Weighing Expansion as More Top Students Clamor at

nytimes.com
1/2/2008

In the mid-1960s, when William R. Fitzsimmons was a student at Harvard, the college took in a freshman class of roughly 1,550, including students at Radcliffe, which it would eventually absorb. In the four decades since, the population of the United States has ballooned by two-thirds, applications to Harvard have tripled and Mr. Fitzsimmons has ascended to the job of dean of admissions and financial aid at Harvard, but this year's freshman class is only about 125 students larger than when he was a student.

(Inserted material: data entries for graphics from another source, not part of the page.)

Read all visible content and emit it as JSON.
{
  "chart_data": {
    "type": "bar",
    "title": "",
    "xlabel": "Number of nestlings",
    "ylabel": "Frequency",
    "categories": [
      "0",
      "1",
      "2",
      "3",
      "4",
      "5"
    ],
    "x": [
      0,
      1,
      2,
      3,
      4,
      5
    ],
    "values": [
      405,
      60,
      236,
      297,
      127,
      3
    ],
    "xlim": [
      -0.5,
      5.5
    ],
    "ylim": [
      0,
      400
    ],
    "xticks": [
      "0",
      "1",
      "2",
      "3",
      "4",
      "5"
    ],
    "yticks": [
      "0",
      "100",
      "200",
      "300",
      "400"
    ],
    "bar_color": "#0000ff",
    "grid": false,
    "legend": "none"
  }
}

That reluctance to grow has been true of many selective colleges that want to sustain their genteel scale. But with ever more students pressing at their gates, admissions officers find themselves having to reject what Anthony W. Marx, Amherst's president, calls "astonishing applicants."

The most elite institutions are accepting historic lows of 10 percent of applicants, and next year the sieve should become excruciatingly finer with applications from baby boomers' offspring expected to crest.

At least four of the nation's most exclusive institutions--Princeton, Yale, Stanford and Amherst--are either modestly expanding enrollments for the first time since the late 1960s (when some began admitting women) or have task forces studying the matter.

For example, Princeton started gradually increasing its freshman classes in 2005, aiming to increase its undergraduate population by 500 students to an enrollment of 5,200 by the fall of 2012. And Stanford, with 6,759 undergraduates, not many more than the 6,571 it had 20 years ago, has appointed a task force to study expansion.

Meanwhile, gauntlets have effectively been thrown down to rival elite colleges by the presidents of Stanford and Yale in recent alumni-magazine articles. Stanford's John Hennessy lamented that its undergraduate population had remained nearly level for 35 years and endorsed a modest expansion as a "practical and principled response to current realities."